The upcoming budget for the Town of New Windsor is now the hottest topic in the race to represent the 99th Assembly District, and it raises three important questions.

First, how do towns and other governments approach budgeting?

Do they use the Christmas list approach, allowing every department to ask for whatever it wants? It’s the technique New Windsor prefers, but it has two drawbacks because it either ultimately dashes those pre-budget hopes or gives taxpayers a realistic reason to worry that what starts as a bloated figure might not be all that trim in the end.

If you listen to George Green, the town supervisor, this is the way budgets are done and those who disagree are “completely clueless or recklessly concocting lies for political gain” or propagating “FALSE NEWS” — capitals courtesy of his press release.

The real news, however, is different.

This is preliminary budget season and New Windsor is surrounded by some governments that have proposed preliminary budgets that are below the state tax cap and some that know they will likely go over it and, like New Windsor, have to vote to override the cap.

Or perhaps this was a trial balloon much like the proposed raises for county legislators and officials, an idea that floated only briefly before being shot down by widespread criticism.

Second, what exactly does a chief of staff do in a government that small? Normally the chief would make the boss look good, but in New Windsor, the roles are reversed. Green makes sure that Colin Schmitt gets credit for the good things that have happened while the supervisor himself is on the front line to deflect any factual questions or political attacks.

If Schmitt wins the 99th Assembly District seat, you can bet there will be a lot of candidates to replace him as chief of staff, seeking their own spot to park a campaign vehicle between elections.

Finally, another prominent Republican, Marc Molinaro, who is running for governor, has repeatedly complained that his opponent is breaking the law by allowing people to use government resources in the campaign. He tried to have police arrest Gov. Andrew Cuomo and is pushing for action in Albany.

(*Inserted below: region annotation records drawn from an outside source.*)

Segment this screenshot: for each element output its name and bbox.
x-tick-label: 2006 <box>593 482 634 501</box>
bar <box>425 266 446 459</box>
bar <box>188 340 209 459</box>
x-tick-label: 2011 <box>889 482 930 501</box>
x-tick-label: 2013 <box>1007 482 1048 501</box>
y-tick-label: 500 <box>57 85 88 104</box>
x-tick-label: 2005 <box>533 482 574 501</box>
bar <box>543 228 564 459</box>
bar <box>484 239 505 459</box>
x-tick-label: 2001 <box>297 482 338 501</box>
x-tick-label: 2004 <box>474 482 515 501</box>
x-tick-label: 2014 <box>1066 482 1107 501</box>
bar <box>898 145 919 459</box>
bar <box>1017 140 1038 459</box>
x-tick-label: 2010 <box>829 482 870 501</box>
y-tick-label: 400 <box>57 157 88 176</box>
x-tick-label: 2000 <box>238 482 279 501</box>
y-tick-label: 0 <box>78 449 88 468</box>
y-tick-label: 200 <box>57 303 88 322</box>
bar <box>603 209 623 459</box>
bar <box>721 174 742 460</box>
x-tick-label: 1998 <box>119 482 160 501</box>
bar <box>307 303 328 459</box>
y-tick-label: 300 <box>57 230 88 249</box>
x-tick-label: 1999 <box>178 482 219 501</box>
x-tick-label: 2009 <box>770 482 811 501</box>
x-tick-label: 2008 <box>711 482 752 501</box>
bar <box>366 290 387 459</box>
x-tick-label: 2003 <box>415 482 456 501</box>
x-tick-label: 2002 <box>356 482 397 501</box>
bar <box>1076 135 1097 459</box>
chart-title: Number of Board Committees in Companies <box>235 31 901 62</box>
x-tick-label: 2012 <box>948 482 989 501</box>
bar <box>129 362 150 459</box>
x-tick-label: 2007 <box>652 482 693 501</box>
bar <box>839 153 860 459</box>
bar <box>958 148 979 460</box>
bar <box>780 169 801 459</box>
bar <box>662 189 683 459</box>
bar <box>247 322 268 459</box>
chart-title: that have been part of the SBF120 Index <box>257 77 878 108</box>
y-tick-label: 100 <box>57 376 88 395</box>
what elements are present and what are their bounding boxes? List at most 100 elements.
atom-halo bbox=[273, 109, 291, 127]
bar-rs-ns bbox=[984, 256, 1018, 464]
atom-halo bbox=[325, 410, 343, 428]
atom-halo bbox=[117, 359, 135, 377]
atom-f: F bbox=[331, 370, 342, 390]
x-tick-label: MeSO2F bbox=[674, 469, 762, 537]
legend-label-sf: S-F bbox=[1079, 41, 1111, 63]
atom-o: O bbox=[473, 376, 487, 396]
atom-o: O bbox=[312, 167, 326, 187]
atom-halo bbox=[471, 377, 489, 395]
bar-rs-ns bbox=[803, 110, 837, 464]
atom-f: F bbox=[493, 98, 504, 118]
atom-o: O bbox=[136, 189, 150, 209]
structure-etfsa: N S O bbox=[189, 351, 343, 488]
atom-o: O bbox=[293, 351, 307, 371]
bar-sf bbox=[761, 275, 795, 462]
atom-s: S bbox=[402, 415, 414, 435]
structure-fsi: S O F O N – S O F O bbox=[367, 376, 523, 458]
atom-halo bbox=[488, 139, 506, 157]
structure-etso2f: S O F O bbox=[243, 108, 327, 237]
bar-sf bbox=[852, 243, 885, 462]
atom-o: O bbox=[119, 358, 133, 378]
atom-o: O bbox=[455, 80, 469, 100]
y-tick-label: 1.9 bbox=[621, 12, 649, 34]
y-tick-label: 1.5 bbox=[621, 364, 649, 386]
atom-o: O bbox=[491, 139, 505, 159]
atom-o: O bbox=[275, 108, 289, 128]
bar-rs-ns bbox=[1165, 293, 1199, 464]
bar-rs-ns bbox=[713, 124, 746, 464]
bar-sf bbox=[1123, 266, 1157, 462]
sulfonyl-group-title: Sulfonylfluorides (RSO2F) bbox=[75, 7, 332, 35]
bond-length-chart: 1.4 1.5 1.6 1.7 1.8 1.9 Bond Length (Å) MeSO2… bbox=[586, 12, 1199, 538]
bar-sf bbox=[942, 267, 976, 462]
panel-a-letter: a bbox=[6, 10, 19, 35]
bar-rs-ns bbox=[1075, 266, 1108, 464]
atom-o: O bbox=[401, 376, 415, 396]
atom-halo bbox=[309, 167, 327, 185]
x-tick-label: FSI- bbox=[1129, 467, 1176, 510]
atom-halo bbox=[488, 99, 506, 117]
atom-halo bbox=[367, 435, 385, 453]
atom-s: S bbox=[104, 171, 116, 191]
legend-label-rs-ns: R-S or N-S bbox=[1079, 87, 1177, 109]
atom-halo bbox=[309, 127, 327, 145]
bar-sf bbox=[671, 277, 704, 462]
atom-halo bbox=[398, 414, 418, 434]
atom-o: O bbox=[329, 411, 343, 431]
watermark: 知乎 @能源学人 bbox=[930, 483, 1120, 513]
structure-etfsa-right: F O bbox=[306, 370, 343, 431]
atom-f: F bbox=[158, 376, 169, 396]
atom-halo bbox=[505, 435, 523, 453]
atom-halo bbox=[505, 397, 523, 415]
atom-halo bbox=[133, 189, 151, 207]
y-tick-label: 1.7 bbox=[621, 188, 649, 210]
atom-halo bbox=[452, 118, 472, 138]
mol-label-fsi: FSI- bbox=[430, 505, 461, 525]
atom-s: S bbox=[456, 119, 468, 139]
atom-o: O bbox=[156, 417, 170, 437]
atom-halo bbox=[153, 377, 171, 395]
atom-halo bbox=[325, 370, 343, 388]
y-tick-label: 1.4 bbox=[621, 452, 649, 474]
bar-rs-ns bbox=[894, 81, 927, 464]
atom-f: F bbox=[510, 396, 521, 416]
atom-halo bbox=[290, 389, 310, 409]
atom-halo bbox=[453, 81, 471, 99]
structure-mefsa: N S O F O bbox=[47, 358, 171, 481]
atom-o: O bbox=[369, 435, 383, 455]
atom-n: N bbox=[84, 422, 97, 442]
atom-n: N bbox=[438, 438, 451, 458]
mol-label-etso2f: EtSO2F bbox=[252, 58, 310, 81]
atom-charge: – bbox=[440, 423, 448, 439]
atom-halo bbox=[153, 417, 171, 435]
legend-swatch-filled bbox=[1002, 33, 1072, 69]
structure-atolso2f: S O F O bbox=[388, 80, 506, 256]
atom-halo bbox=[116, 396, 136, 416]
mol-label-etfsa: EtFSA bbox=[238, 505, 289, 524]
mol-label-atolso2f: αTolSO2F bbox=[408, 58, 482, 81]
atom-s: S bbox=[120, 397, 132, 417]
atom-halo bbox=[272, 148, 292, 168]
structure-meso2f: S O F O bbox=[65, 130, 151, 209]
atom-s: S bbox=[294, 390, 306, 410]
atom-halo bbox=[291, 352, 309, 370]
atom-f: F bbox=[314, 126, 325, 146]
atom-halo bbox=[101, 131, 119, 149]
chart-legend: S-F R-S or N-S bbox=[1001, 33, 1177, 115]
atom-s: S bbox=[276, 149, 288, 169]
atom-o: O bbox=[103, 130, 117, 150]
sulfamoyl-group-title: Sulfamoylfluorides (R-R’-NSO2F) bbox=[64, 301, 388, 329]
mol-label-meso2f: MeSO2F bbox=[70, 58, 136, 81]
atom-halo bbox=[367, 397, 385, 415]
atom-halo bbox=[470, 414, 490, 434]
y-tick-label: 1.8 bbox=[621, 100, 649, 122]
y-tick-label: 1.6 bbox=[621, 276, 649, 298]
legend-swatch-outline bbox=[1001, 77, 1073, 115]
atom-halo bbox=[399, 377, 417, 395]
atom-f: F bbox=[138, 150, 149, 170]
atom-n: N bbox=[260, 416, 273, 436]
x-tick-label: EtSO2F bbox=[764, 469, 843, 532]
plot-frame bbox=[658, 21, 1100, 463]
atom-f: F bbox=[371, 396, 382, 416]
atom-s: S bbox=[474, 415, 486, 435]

But how is the help that the Cuomo campaign has received any different from the help that the Schmitt campaign has? The official press release taking on two familiar foes, Democrats and newspapers, is on the Town of New Windsor web site, which is clearly using public resources. Who knows how many other tax-funded resources have been used to help Schmitt in his campaign against Matt Rettig. If it’s worth investigating in Albany, it’s worth investigating in New Windsor.

None of this should obscure the good news for town taxpayers. Even though the original bloated budget proposal still sits on the web site along with the vote to override the tax cap if necessary, Green has assured everyone that there will be no big increase and relief will come the day after the election when the board once again takes up the budget.